E.g., the following query shows a batch example that asks for the per-state per-day count and the top-10 hashtags with keyword "hurricane" and these two queries should be sliced synchronously.

{
    "batch": [{
        "dataset": "twitter.ds_tweet",
        "filter": [{
            "field": "create_at",
            "relation": "inRange",
            "values": ["2018-01-01T00:00:00.000Z", "2018-12-31T00:00:00.000Z"]
        }, {
            "field": "text",
            "relation": "contains",
            "values": ["hurricane"]
        }],
        "group": {
            "by": [{
                "field": "geo_tag.stateID",
                "as": "state"
            },
            {
                "field": "create_at",
                "apply": {
                    "name": "interval",
                    "args": {
                        "unit": "day"
                    }
                },
                "as": "day"
            }],
            "aggregate": [{
                "field": "*",
                "apply": {
                    "name": "count"
                },
                "as": "count"
            }]
        }
    }, {
        "dataset": "twitter.ds_tweet",
        "filter": [{
            "field": "text",
            "relation": "contains",
            "values": ["hurricane"]
        }],
        "unnest": [{
            "hashtags": "tag"
        }],
        "group": {
            "by": [{
                "field": "tag"
            }],
            "aggregate": [{
                "field": "*",
                "apply": {
                    "name": "count"
                },
                "as": "count"
            }]
        },
        "select": {
            "order": ["-count"],
            "limit": 10,
            "offset": 0
        }
    }],
    "option": {
        "sliceMillis": 300
    }
}

The response is as following:

{"value":[[],[]],"timeInterval":{"start":1565324448022,"end":1565497248022}}
{"value":[[],[]],"timeInterval":{"start":1565086848022,"end":1565497248022}}
{"value":[
           [{"state":15,"day":"2018-09-19T00:00:00.000Z","count":1},
            {"state":48,"day":"2018-01-03T00:00:00.000Z","count":1},
             ...],
           [{"tag":"Hurricane","count":102},
            {"tag":"hurricane","count":92},
            ...]
         ],"timeInterval":{"start":1514764800000,"end":1565497248022}}
...

Transform Response Format

The front-end application can optionally add a "transform" operation in JSON query to define the post-processing operations.

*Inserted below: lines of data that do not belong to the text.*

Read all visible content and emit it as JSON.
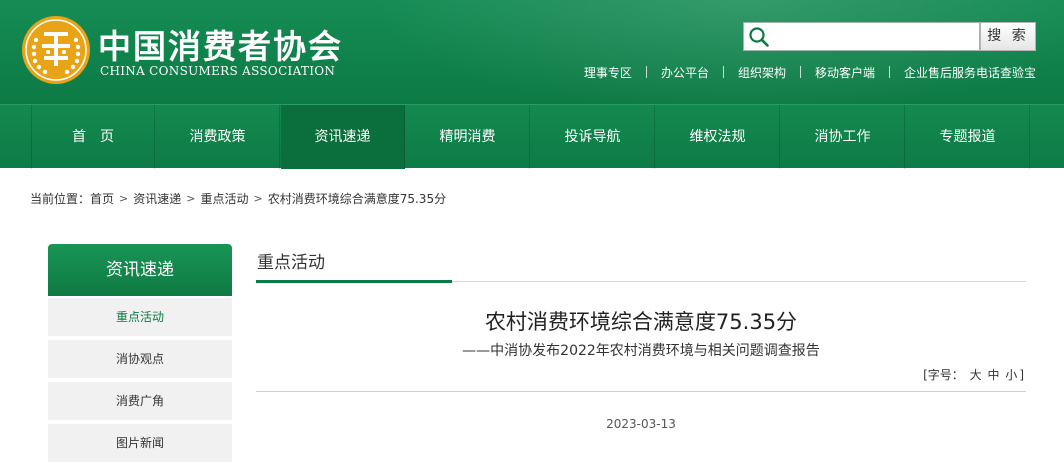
{
  "header": {
    "org_name_cn": "中国消费者协会",
    "org_name_en": "CHINA CONSUMERS ASSOCIATION",
    "search": {
      "placeholder": "",
      "button_label": "搜 索"
    },
    "top_links": [
      "理事专区",
      "办公平台",
      "组织架构",
      "移动客户端",
      "企业售后服务电话查验宝"
    ]
  },
  "nav": {
    "items": [
      "首　页",
      "消费政策",
      "资讯速递",
      "精明消费",
      "投诉导航",
      "维权法规",
      "消协工作",
      "专题报道"
    ],
    "active_index": 2
  },
  "breadcrumb": {
    "prefix": "当前位置：",
    "items": [
      "首页",
      "资讯速递",
      "重点活动",
      "农村消费环境综合满意度75.35分"
    ],
    "separator": ">"
  },
  "sidebar": {
    "title": "资讯速递",
    "items": [
      "重点活动",
      "消协观点",
      "消费广角",
      "图片新闻"
    ],
    "active_index": 0
  },
  "main": {
    "section_title": "重点活动",
    "article": {
      "title": "农村消费环境综合满意度75.35分",
      "subtitle": "——中消协发布2022年农村消费环境与相关问题调查报告",
      "font_size": {
        "label": "[字号：",
        "large": "大",
        "medium": "中",
        "small": "小",
        "close": "]"
      },
      "date": "2023-03-13"
    }
  },
  "colors": {
    "brand_green": "#0d7a43",
    "header_green": "#168c55",
    "logo_gold": "#e8a317",
    "sidebar_bg": "#f1f1f1"
  }
}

For example, it can define a wrap operation to wrap the whole response in a key-value pair JSON object in which the key is pre-defined. The following query asks the Cloudberry to wrap the result in the value with the key of sample:

{
  "dataset": "twitter.ds_tweet",
  "filter": [{
    "field": "text",
    "relation": "contains",
    "values": ["hurricane"]
  }],
  "select" : {
    "order" : [ "-create_at"],
    "limit": 100,
    "offset" : 0,
    "field": ["create_at", "id"]
  },
  "transform" : {
    "wrap": {
      "key": "sample"
    }
  }
}

The response is as below:

{
  "key":"sample",
  "value":[[
    {"create_at":"2019-05-16T17:00:17.000Z","id":1129069066373799936},
    {"create_at":"2019-05-14T21:34:07.000Z","id":1128413203938127873},
    {"create_at":"2019-05-14T16:12:34.000Z","id":1128332285806354438},
    ...
  ]]
}

Note: wrap transformation is only effective for WebSocket end-point, since multiple queries' results are transferred within the same channel, and front-end application needs to differentiate them, while HTTP end-point has no such problem.